4 sene önce gördüğüm o zayıf aday, şu anda zayıf bir Cumhurbaşkanı. Linkini eklediğim videoda, bronzlaşmış teniyle, Türkiye’yi imparatorluk döneminde dönmek istemekle suçluyor. Libya’da Sarraç tarafından bile dışlanan Erdoğan Türkiyesinin “imparatorluk iddiasını” dile getirmesi ancak Macron gibi birisine yakışır. Anketlerde, hamlelerine rağmen kaybeden Erdoğan’a bu anlamı yüklemek için ya Macron gibi beceriksiz ya da Macron gibi hitap ederken bile olduğu gibi samimiyetsiz olmak gerekir.
Diğer taraftan, Fransız kamuoyu, gelişmeleri takip etmekte zorlanıyor. “Türkiye Yunanistan’ı sıkıştırdı, Fransa da Yunanistan’a yardıma gitti” olarak özetlenen bir şema söz konusu. Deniz hukuku ya da Erdoğan’ın Sarraç hükümetiyle, mevcut statükoyu bozan, akla mugayir biçimde imzaladığı anlaşmadan bahseden de pek yok. Meselenin özü Fransız kamuoyunda dile getirilmiyor, Macron hükümetinin de, en azından attığı adımları açıklamak gibi bir isteği yok, çünkü, bence, attığı adımların ciddi sonuçları yok.

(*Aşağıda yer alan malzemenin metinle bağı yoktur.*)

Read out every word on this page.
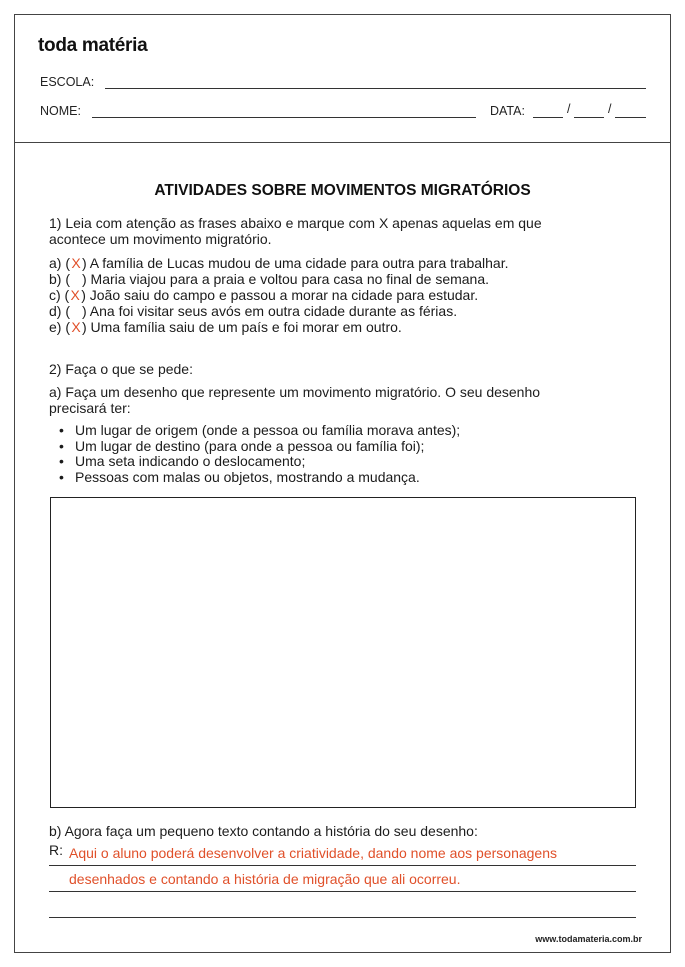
toda matéria
ESCOLA:
NOME:	DATA:	/	/
ATIVIDADES SOBRE MOVIMENTOS MIGRATÓRIOS
1) Leia com atenção as frases abaixo e marque com X apenas aquelas em que
acontece um movimento migratório.
a) (X) A família de Lucas mudou de uma cidade para outra para trabalhar.
b) ( ) Maria viajou para a praia e voltou para casa no final de semana.
c) (X) João saiu do campo e passou a morar na cidade para estudar.
d) ( ) Ana foi visitar seus avós em outra cidade durante as férias.
e) (X) Uma família saiu de um país e foi morar em outro.
2) Faça o que se pede:
a) Faça um desenho que represente um movimento migratório. O seu desenho
precisará ter:
• Um lugar de origem (onde a pessoa ou família morava antes);
• Um lugar de destino (para onde a pessoa ou família foi);
• Uma seta indicando o deslocamento;
• Pessoas com malas ou objetos, mostrando a mudança.
b) Agora faça um pequeno texto contando a história do seu desenho:
R: Aqui o aluno poderá desenvolver a criatividade, dando nome aos personagens
desenhados e contando a história de migração que ali ocorreu.
www.todamateria.com.br
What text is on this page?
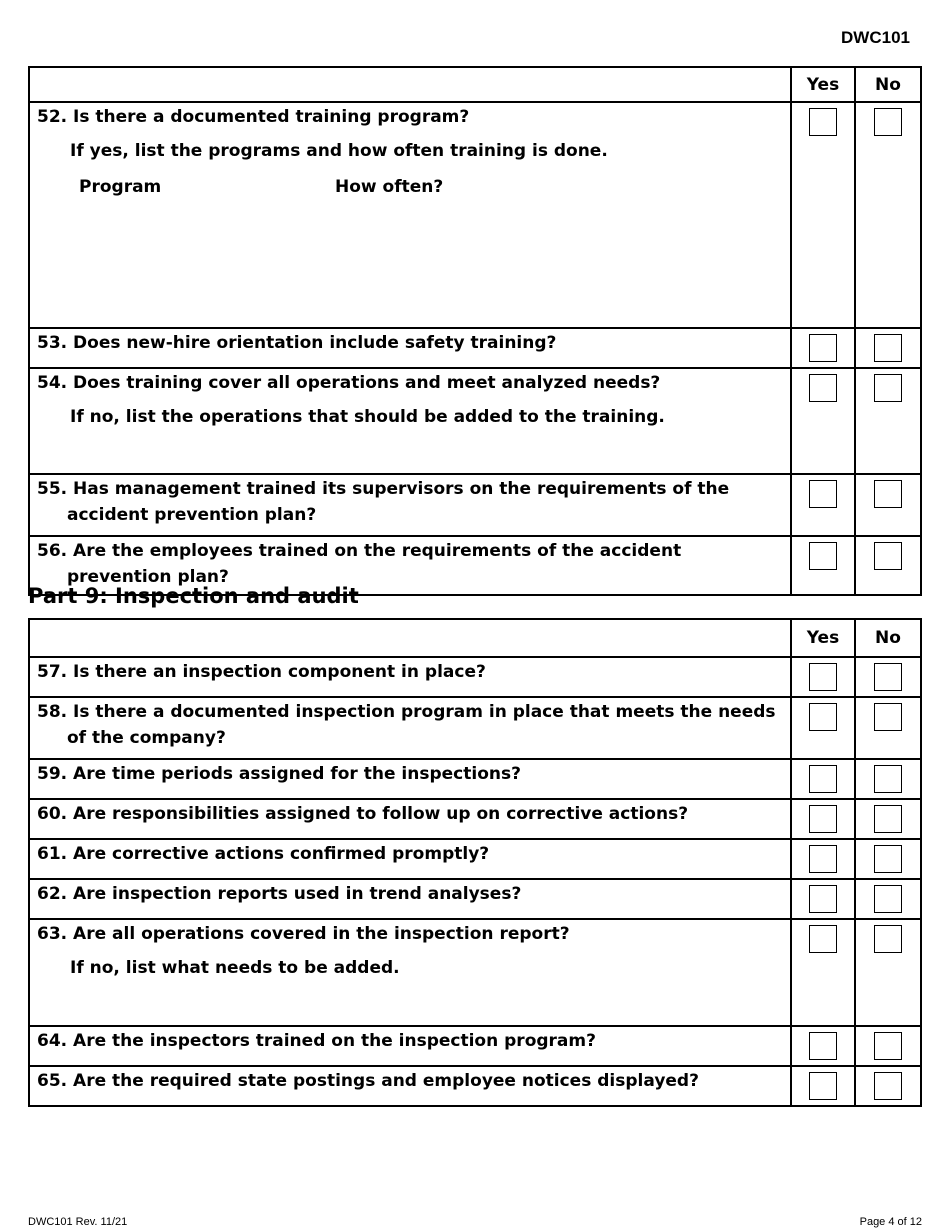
DWC101
	Yes	No

52. Is there a documented training program?
If yes, list the programs and how often training is done.
Program How often?		

53. Does new-hire orientation include safety training?		

54. Does training cover all operations and meet analyzed needs?
If no, list the operations that should be added to the training.		

55. Has management trained its supervisors on the requirements of the accident prevention plan?		

56. Are the employees trained on the requirements of the accident prevention plan?		

Part 9: Inspection and audit
	Yes	No

57. Is there an inspection component in place?		

58. Is there a documented inspection program in place that meets the needs of the company?		

59. Are time periods assigned for the inspections?		

60. Are responsibilities assigned to follow up on corrective actions?		

61. Are corrective actions confirmed promptly?		

62. Are inspection reports used in trend analyses?		

63. Are all operations covered in the inspection report?
If no, list what needs to be added.		

64. Are the inspectors trained on the inspection program?		

65. Are the required state postings and employee notices displayed?		

DWC101 Rev. 11/21	Page 4 of 12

Bana göre, en acı olan aslında şu: bir kaç sene önce, Erdoğan hükümeti, Suriye’deki Fransız askerlerinin bulundukları bölgeleri gösteren bir harita yayınlamıştı. Fransız hükümeti ise, haklı olarak, Nato müttefiki olan Türkiye’ye, askerlerini tehlikeye atan bu hamle karşısında tepki göstermişti. Macron’dan önceki döneme denk gelen bu dönemde Hollande Cumhurbaşkanıydı. İçinde bulunduğumuz dönemde ise, “Fransa 3 savaş uçağı gönderdi” haberlerinden sonra, “Fransa uçak gemisini gönderiyor” haberleri… Fransa savaş uçaklarını bölgeye gönderdi ve ne oldu? Uçak gemisi Doğu Akdeniz’e birkaç gün sonra ulaşınca ne olacak? Birkaç hafta önceki gibi sönümlenir mi? Sonuca bağlanmayan bu haberler, acı olanlar. Kurumsallaşmış bir Macron ciddiyetsizliğinin göstergeleri.
Konuya ilgi duyanlar, deniz tabanından fosil yakıt çıkarmanın bir çok değişkene bağlı olduğunu ve belki de hiç çıkarmamanın mantıklı olan olduğunu biliyorlar. Benim bildiğim ise, Macron’un bu yüzeyselliği ile Fransa’ya yakışmadığı, 3 yılı aşkın süredir görevini yürüten bu figür, bir dönem seçilse bile mış gibi, zayıf bir figür olarak hayatına devam edecek, 3 yılda Cumhurbaşkanlığı yapmayı öğrenemeyen bu figür buna rağmen tekrar seçtirilirse, öğrenmek için bir sebebi kalmayacaktır çünkü en fazla iki dönem seçilebilir.